Bankacılık mevzusu da bu metnin içinde yer alıyor.

Bankacılık teknik bir iştir. Normalde yapılacak şey bellidir. Parayı halktan toplarsın yatırıma yönlendirirsin. Herkes kazanır değil mi?

Hayır. Bakınız yukarıda George Carlin anlatıyor.

“Küçük hırsızlar banka soyar, büyük hırsızlar banka kurar ” sözü de ona ait sanırım.

Wall Street, JP Morgan ve benzerleri, dünyayı kan kokusu almış beyaz köpekbalıkları gibi dolaşıyor.

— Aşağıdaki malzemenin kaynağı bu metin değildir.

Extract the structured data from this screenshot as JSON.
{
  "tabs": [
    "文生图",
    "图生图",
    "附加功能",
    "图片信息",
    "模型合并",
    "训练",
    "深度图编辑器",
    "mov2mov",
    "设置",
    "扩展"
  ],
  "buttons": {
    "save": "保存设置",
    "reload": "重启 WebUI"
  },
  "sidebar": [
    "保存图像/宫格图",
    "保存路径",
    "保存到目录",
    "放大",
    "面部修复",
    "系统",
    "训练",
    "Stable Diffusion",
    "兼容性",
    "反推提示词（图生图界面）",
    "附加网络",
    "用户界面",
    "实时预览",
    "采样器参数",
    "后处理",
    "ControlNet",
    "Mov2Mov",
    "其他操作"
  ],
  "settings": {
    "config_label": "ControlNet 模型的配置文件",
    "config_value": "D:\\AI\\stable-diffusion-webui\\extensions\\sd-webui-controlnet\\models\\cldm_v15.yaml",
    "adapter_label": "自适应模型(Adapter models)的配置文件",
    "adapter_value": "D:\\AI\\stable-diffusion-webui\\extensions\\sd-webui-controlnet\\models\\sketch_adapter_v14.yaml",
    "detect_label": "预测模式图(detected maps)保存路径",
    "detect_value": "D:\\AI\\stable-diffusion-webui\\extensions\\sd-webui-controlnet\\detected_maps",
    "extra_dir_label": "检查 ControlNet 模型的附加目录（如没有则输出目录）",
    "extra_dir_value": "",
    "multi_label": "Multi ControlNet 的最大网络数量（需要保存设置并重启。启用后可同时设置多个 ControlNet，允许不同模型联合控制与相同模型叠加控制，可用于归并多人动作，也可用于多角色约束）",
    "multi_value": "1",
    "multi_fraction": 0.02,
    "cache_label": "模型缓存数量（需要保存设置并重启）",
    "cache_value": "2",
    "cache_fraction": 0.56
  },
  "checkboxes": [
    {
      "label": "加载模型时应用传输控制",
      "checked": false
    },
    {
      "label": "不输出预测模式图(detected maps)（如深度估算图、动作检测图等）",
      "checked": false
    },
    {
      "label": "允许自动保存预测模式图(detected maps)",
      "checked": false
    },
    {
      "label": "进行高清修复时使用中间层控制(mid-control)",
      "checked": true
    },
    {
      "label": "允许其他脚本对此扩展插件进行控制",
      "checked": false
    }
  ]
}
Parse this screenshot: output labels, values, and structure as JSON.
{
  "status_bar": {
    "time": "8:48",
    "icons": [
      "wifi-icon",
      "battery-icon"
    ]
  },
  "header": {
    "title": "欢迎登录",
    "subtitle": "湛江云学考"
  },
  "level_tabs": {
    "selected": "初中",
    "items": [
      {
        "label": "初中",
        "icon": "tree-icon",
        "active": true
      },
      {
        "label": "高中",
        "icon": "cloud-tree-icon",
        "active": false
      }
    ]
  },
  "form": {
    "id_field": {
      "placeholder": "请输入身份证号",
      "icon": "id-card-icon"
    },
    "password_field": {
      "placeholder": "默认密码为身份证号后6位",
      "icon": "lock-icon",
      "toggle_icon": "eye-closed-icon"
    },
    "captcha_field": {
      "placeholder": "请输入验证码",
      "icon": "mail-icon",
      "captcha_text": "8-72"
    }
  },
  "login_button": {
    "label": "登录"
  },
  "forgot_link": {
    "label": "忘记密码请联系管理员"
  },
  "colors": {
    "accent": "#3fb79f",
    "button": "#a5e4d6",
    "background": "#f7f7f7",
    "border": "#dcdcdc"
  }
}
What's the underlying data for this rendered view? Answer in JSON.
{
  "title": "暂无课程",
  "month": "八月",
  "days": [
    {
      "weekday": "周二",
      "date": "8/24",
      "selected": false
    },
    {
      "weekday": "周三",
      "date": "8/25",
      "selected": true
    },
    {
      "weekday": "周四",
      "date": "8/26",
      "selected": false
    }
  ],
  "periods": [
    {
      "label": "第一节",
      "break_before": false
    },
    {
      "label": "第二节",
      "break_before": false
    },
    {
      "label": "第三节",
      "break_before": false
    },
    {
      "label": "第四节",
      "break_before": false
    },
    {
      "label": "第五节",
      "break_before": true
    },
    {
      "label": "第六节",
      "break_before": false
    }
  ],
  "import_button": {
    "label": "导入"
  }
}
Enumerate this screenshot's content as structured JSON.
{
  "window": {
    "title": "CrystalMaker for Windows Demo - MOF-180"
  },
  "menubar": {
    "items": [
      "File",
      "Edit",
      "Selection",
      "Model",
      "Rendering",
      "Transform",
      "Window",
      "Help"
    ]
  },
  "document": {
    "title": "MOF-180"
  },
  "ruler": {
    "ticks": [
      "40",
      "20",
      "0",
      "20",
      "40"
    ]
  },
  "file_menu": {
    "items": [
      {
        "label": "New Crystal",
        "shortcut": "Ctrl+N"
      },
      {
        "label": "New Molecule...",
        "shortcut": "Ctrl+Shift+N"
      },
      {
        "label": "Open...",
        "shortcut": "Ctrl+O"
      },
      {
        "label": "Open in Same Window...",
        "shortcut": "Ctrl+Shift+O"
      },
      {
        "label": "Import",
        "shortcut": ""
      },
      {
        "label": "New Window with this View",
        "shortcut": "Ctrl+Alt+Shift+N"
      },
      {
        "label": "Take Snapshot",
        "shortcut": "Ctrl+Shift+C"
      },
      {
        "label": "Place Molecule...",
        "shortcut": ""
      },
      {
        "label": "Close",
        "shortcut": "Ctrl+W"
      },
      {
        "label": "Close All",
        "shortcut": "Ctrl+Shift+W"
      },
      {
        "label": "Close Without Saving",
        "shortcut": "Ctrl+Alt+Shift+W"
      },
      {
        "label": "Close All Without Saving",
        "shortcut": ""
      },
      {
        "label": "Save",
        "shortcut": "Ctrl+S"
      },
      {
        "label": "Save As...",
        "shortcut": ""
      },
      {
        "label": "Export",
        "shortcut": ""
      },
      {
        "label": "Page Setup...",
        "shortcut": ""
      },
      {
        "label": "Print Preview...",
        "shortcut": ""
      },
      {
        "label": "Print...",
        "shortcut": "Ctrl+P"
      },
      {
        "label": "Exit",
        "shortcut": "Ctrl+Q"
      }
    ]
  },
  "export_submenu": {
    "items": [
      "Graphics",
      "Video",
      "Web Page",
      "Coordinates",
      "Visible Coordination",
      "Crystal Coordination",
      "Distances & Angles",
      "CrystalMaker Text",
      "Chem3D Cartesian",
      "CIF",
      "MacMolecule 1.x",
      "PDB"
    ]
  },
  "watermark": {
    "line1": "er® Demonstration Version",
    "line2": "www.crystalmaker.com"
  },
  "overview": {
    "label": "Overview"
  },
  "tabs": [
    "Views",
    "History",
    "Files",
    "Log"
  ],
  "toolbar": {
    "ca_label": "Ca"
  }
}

Ne bulursa yutuyor, ütüyor.

Ama aslında dünyada doğru yapılan bankacılık örnekleri de var.

Halk için, üretim için, gelişmek ve daha iyisi olmak için yapılan bankacılık da olabiliyor.

İçinde bulunduğumuz uzun soluklu (2008’den bu yana) ekonomik krizin arka planında ise bunun tam tersi var.

Krizin temelinde 1980 sonrası küreselleşme ve aşırı finansallaşma var.

Her şeyin parasal yöntemlerle çözüleceğine olan iman çok güçlü.

Enflasyonu önlemek için faizleri yükseltip talebi düşürmek klasik çözüm.

Ancak içinde bulunduğumuz durum bundan biraz daha farklı.

Durgunluk, kıtlığa varan bir depresyon sarmalındayız.

Dikkatli bakıldığında talepte azalma yerine, yerel olarak daha fazla arza ihtiyacımız bulunuyor.

Üretimi finanse etmek için kredi-paranın artması gerekiyor.

Arz ve talep birlikte arttığında fiyatlar sabit kalır, GSYİH ve gelirler artar.

Arzın, yani üretimin artması esas.

1990’larda Japonya’da çalışırken “niceliksel genişleme” (QE) terimini icat eden Almanya doğumlu İngiliz ekonomist Prof. Richard Werner bunu savunuyor.

O dönem Japon bankaları konut talebini artırmış, fiyatları sürdürülemez seviyelere çıkarmıştı, ta ki piyasa kaçınılmaz olarak çöküp ekonomiyi de beraberinde dibe götürene kadar.

Werner’in öngördüğü QE, bugün gördüğümüz varlıkları şişiren para yaratımı değildi.

Bunun yerine, parayı gerçek, üretken ekonomiye yönlendirerek GSYİH’yi artırmayı önerdi ve bugünün ekonomik krizi için de önerdiği şey bu.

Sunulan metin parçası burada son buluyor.